Just a quick bookmark here so no one thinks I fell off the face of the planet.
Most of my Minneapolis trip was great, and I got to enjoy a lot of sun. It perhaps would have behooved me to ask how warm it had been before the week I arrived before I dove headfirst into Lake Calhoun, but I survived that error all the same. The Baby Liam is well into his two’s for the good and the ill, and began calling me “Daddy Heather” for some reason, which I have no doubt his father will not think is the best thing ever. I had a migraine for several of the days there and as a result, learned a bit late in the game that the person to send for coffee for you is not your friend who a) doesn’t drink it herself and b) has a degenerative eye disease. Only many days of growing pain later did I discover I’d been drinking decaf.
It was great seeing people, and really good to have some real downtime.
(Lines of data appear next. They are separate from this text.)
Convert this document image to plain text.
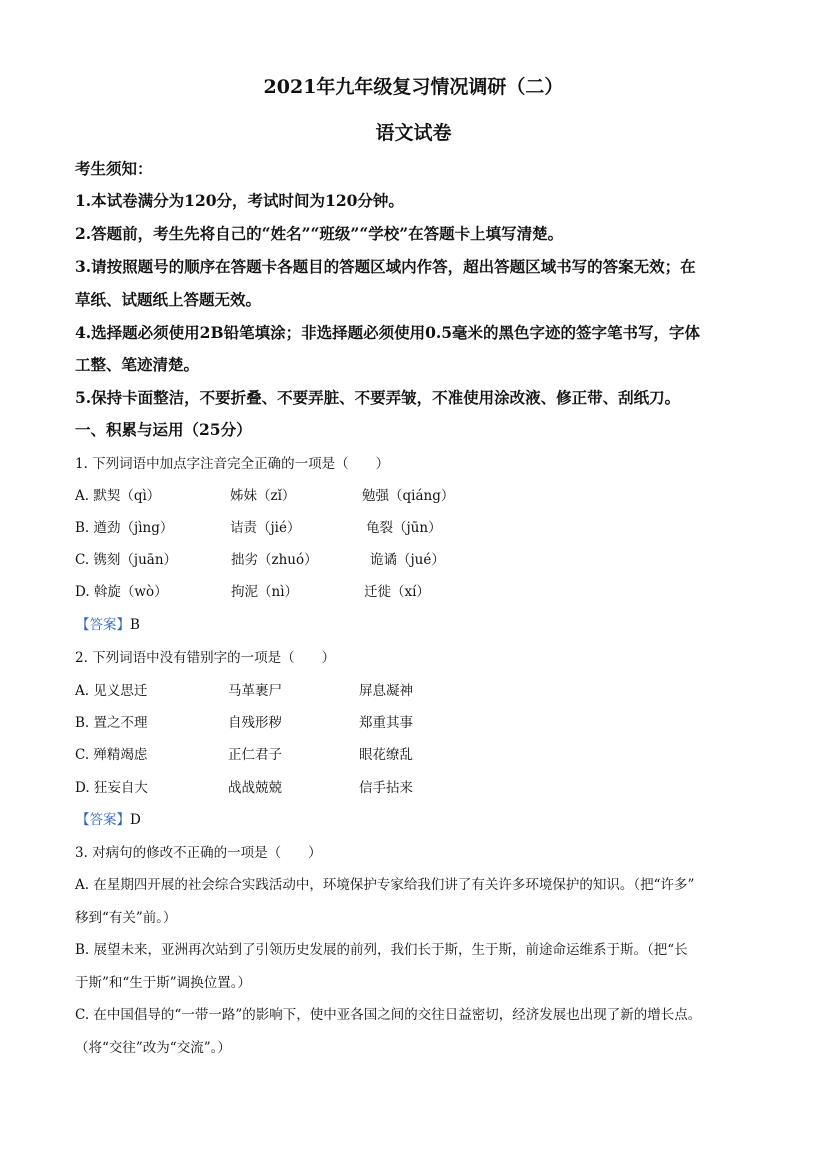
2021年九年级复习情况调研（二）
语文试卷
考生须知：
1.本试卷满分为120分，考试时间为120分钟。
2.答题前，考生先将自己的“姓名”“班级”“学校”在答题卡上填写清楚。
3.请按照题号的顺序在答题卡各题目的答题区域内作答，超出答题区域书写的答案无效；在
草纸、试题纸上答题无效。
4.选择题必须使用2B铅笔填涂；非选择题必须使用0.5毫米的黑色字迹的签字笔书写，字体
工整、笔迹清楚。
5.保持卡面整洁，不要折叠、不要弄脏、不要弄皱，不准使用涂改液、修正带、刮纸刀。
一、积累与运用（25分）
1. 下列词语中加点字注音完全正确的一项是（　　）
A. 默契（qì）	姊妹（zǐ）	勉强（qiáng）
B. 遒劲（jìng）	诘责（jié）	龟裂（jūn）
C. 镌刻（juān）	拙劣（zhuó）	诡谲（jué）
D. 斡旋（wò）	拘泥（nì）	迁徙（xí）
【答案】B
2. 下列词语中没有错别字的一项是（　　）
A. 见义思迁	马革裹尸	屏息凝神
B. 置之不理	自残形秽	郑重其事
C. 殚精竭虑	正仁君子	眼花缭乱
D. 狂妄自大	战战兢兢	信手拈来
【答案】D
3. 对病句的修改不正确的一项是（　　）
A. 在星期四开展的社会综合实践活动中，环境保护专家给我们讲了有关许多环境保护的知识。（把“许多”
移到“有关”前。）
B. 展望未来，亚洲再次站到了引领历史发展的前列，我们长于斯，生于斯，前途命运维系于斯。（把“长
于斯”和“生于斯”调换位置。）
C. 在中国倡导的“一带一路”的影响下，使中亚各国之间的交往日益密切，经济发展也出现了新的增长点。
（将“交往”改为“交流”。）
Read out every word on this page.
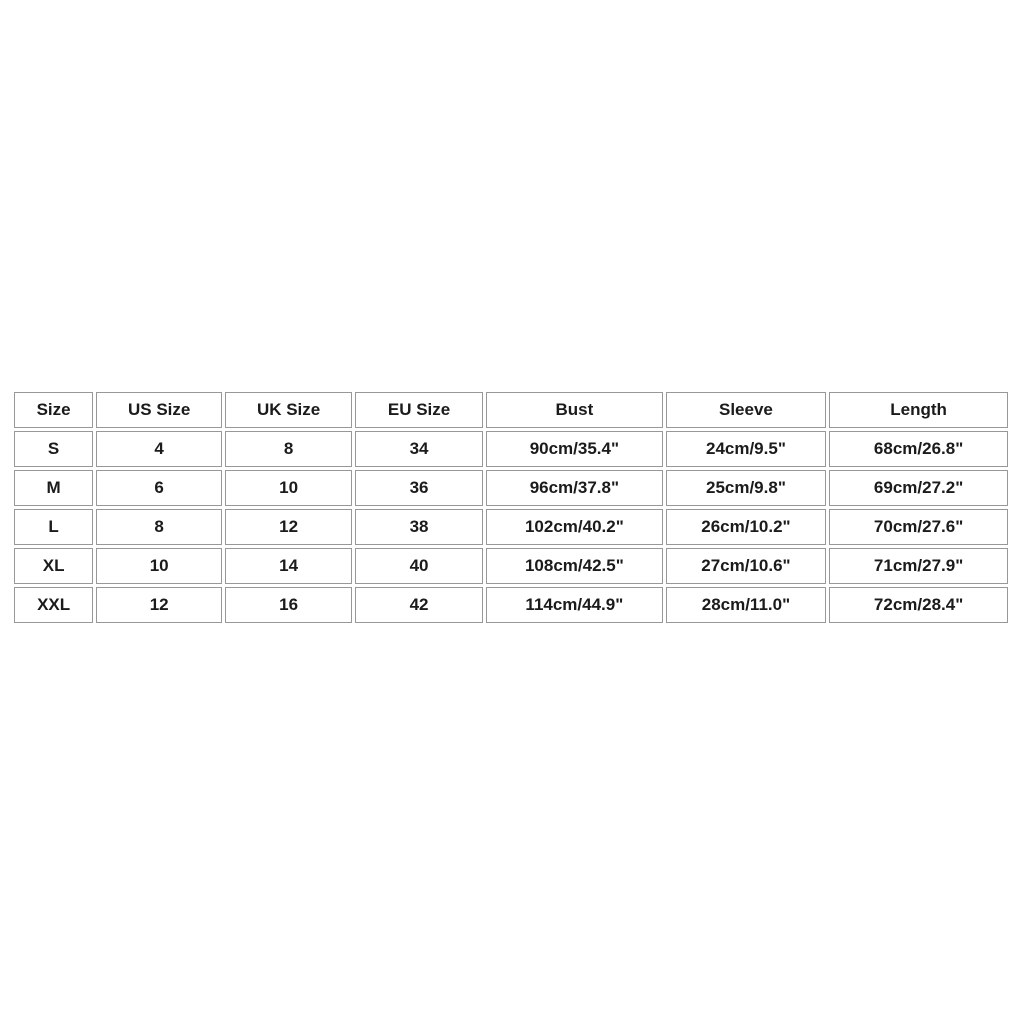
Size	US Size	UK Size	EU Size	Bust	Sleeve	Length
S	4	8	34	90cm/35.4"	24cm/9.5"	68cm/26.8"
M	6	10	36	96cm/37.8"	25cm/9.8"	69cm/27.2"
L	8	12	38	102cm/40.2"	26cm/10.2"	70cm/27.6"
XL	10	14	40	108cm/42.5"	27cm/10.6"	71cm/27.9"
XXL	12	16	42	114cm/44.9"	28cm/11.0"	72cm/28.4"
I didn’t get to see everyone I wanted to, but that was mainly because I did actually manage to truly vacate a lot of the time there, a nearly impossible task for me.
I, however, came home to considerable and very unexpected catastrophe, and need to find the right way to discuss how I’m feeling in writing without actually disclosing any actual details of the situation. That situation has me a bit of a wreck, though, so I’m not quite there yet and need a couple of days before I can write about it, my trip, or anything else.
I now return you to your regular programming. More later.







June 28th, 2008 at 12:21 pm
I stumbled onto your blog site and read a lot.
In your line of work it surely must be impossible not to become hard, bitter, critical, cynical . . . about men in particular and life in general.
I just want to encourage you, that while you are “fighting the good fight” (whatever that may mean) that there are men, people and relationships that are normal, sane, balanced, fulfilling, responsible, tolerant.
The temptation is to evaluate the entire world, the human condition and experience on the contents of the 8 o clock news. Most of the world, most of the time, is a wonderful place but I’m sure that from your perspective it must be very difficult to see this.
God bless you in what is sometimes, clearly, a lonely crusade as you fight to be a blessing to people in need.
Regards
Steve
June 28th, 2008 at 12:29 pm
Um.
I don’t think it’s at all impossible not to become hard, bitter or cynical because of the work that I do, and I think none of those things describes me in the least. As well, with all of the kinds of work I do, I actually find that all of it enables compassion and the like, rather than stands in the way of that.
I also don’t for the life of me know what anything I have just posted here has to do with my relationships with or ideas about men. I am well aware that there are people, including men, who are all of the things you’ve described. It’s not difficult for me to see what is wonderful in people in the world: it’s actually something I meditate on daily and tend to find I have to remind others of more often than myself.
And would that I even had time for the 8 o’clock or any-o’clock news. I assure you, the media is hardly the lens through which I do or have ever evaluated the world.
I’m having a hard time with something right now which I cannot and choose not to detail publicly, as will happen sometimes with those of us who are writers, artists and/or public people. What I can express is feeling distressed, but please do not presume to know what that distress is about or what place in me it comes from.